This book came in with a few others from a donor who has given us many items (books and ephemera) on “road travel,” much of it published prior to the creation of the interstate highway system after World War II.  This is an exception, and I almost missed the fact that it was written by Julian May, a prolific writer of science fiction.

Minimal searching led me to discover that Julian May (born in 1931, and still writing) wrote more than 250 books for children and young adults from 1956-1981, including at least nine (9) of them in this “Popular Mechanics Career Book” series.  The title on Automobiles shown here was published in 1961.  Others she wrote were on Atomic Energy (1957), Chemistry (1957), Electronics (1957), Geology (1958), Rockets (1958), Jet Aircraft (1959), Marine Science (1959), and Astronautics (1961).

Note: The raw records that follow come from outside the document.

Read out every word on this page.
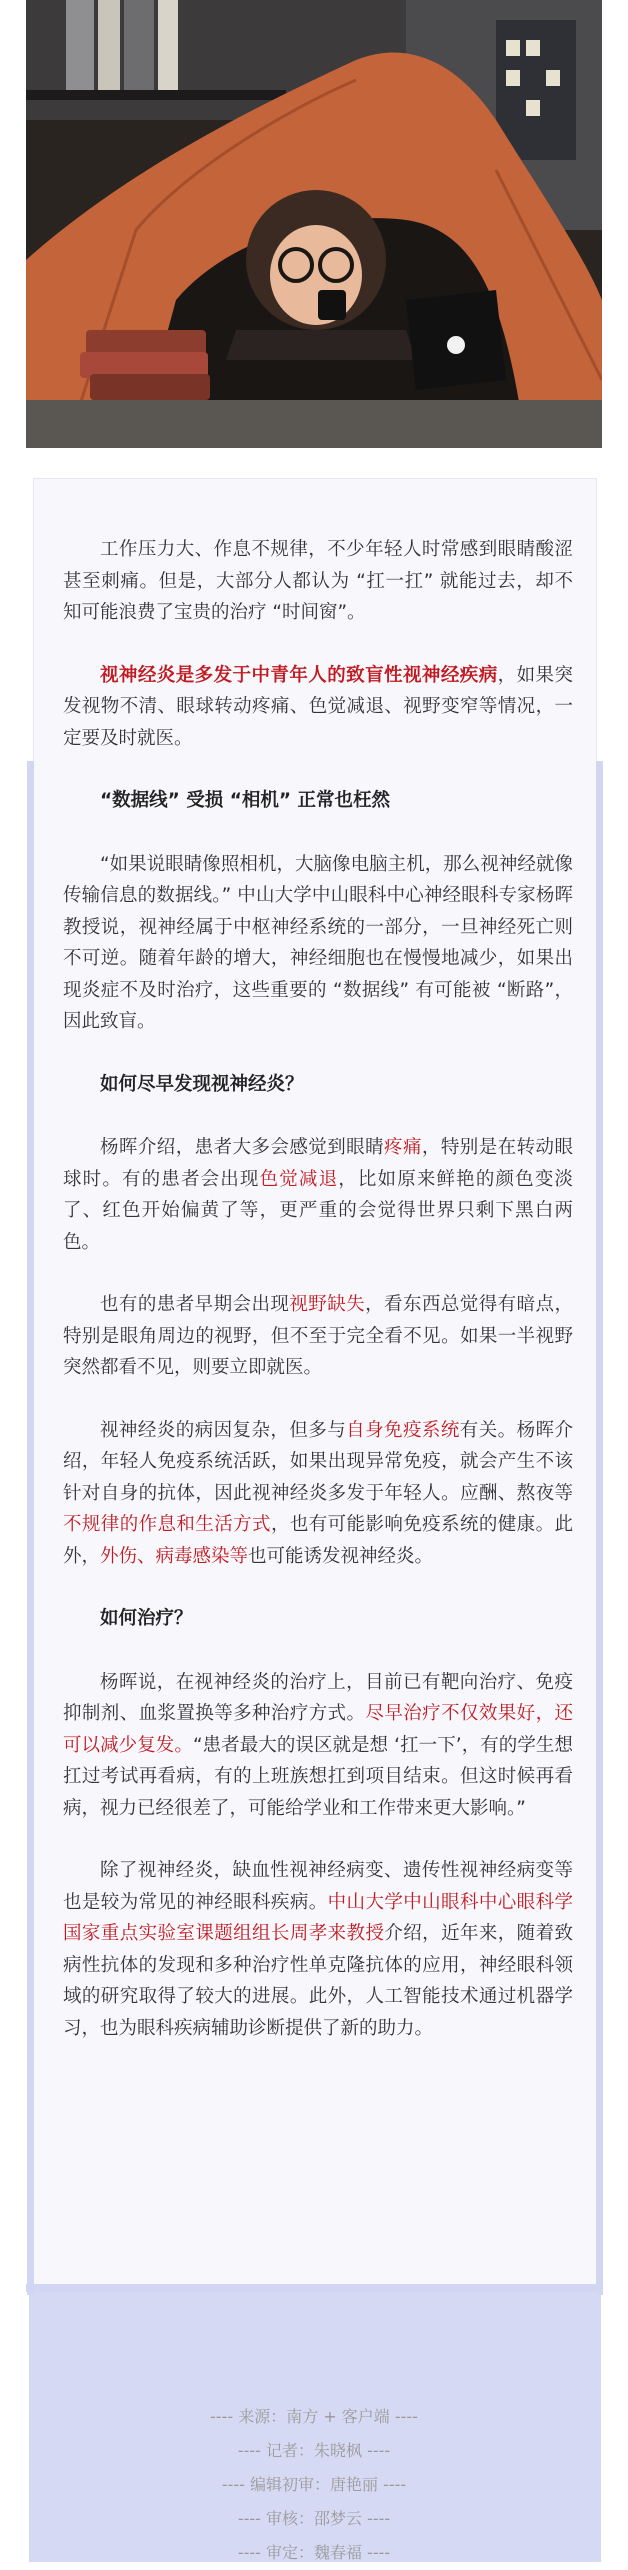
工作压力大、作息不规律，不少年轻人时常感到眼睛酸涩甚至刺痛。但是，大部分人都认为 “扛一扛” 就能过去，却不知可能浪费了宝贵的治疗 “时间窗”。

视神经炎是多发于中青年人的致盲性视神经疾病，如果突发视物不清、眼球转动疼痛、色觉减退、视野变窄等情况，一定要及时就医。

“数据线” 受损 “相机” 正常也枉然

“如果说眼睛像照相机，大脑像电脑主机，那么视神经就像传输信息的数据线。” 中山大学中山眼科中心神经眼科专家杨晖教授说，视神经属于中枢神经系统的一部分，一旦神经死亡则不可逆。随着年龄的增大，神经细胞也在慢慢地减少，如果出现炎症不及时治疗，这些重要的 “数据线” 有可能被 “断路”，因此致盲。

如何尽早发现视神经炎？

杨晖介绍，患者大多会感觉到眼睛疼痛，特别是在转动眼球时。有的患者会出现色觉减退，比如原来鲜艳的颜色变淡了、红色开始偏黄了等，更严重的会觉得世界只剩下黑白两色。

也有的患者早期会出现视野缺失，看东西总觉得有暗点，特别是眼角周边的视野，但不至于完全看不见。如果一半视野突然都看不见，则要立即就医。

视神经炎的病因复杂，但多与自身免疫系统有关。杨晖介绍，年轻人免疫系统活跃，如果出现异常免疫，就会产生不该针对自身的抗体，因此视神经炎多发于年轻人。应酬、熬夜等不规律的作息和生活方式，也有可能影响免疫系统的健康。此外，外伤、病毒感染等也可能诱发视神经炎。

如何治疗？

杨晖说，在视神经炎的治疗上，目前已有靶向治疗、免疫抑制剂、血浆置换等多种治疗方式。尽早治疗不仅效果好，还可以减少复发。“患者最大的误区就是想 ‘扛一下’，有的学生想扛过考试再看病，有的上班族想扛到项目结束。但这时候再看病，视力已经很差了，可能给学业和工作带来更大影响。”

除了视神经炎，缺血性视神经病变、遗传性视神经病变等也是较为常见的神经眼科疾病。中山大学中山眼科中心眼科学国家重点实验室课题组组长周孝来教授介绍，近年来，随着致病性抗体的发现和多种治疗性单克隆抗体的应用，神经眼科领域的研究取得了较大的进展。此外，人工智能技术通过机器学习，也为眼科疾病辅助诊断提供了新的助力。

---- 来源：南方 + 客户端 ----
---- 记者：朱晓枫 ----
---- 编辑初审：唐艳丽 ----
---- 审核：邵梦云 ----
---- 审定：魏春福 ----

This book is a mix of fiction and fact in doses I have not seen before.  According to the back of the book, the series “is aimed at introducing boys and girls to science careers.  These books are the product of careful research, but they are much more than a compilation of scientific information.  Through each book runs an exciting story which features Randy Morrow, his younger brother Sam and their friends.  As the fiction line unfolds, the boys and girls discover the wonderful world of science and learn of the career possibilities in various fields of science.”

It is heavily illustrated with technical drawings.  Here’s an interesting bit of “meta” writing in the story (clearly the author is speaking through her character), which takes place at a drag race:

Sam looked at his father curiously.  “You seem to know an awful lot about hot rodding all of a sudden, Dad.  Don’t tell me you’re going to write a book about that!”

Mr. Morrow took out his pipe and started to pack it with tobacco.  He winked at Sam.  “I’m a professional writer, Sam.  And I take my inspiration where I find it.  Hot rodding is one of the most popular hobbies for young men–and it leads a lot of them into careers in the automotive industry.  I don’t think I’ll write a book on hot rods–but I have been thinking seriously about about some magazine articles on automotive careers.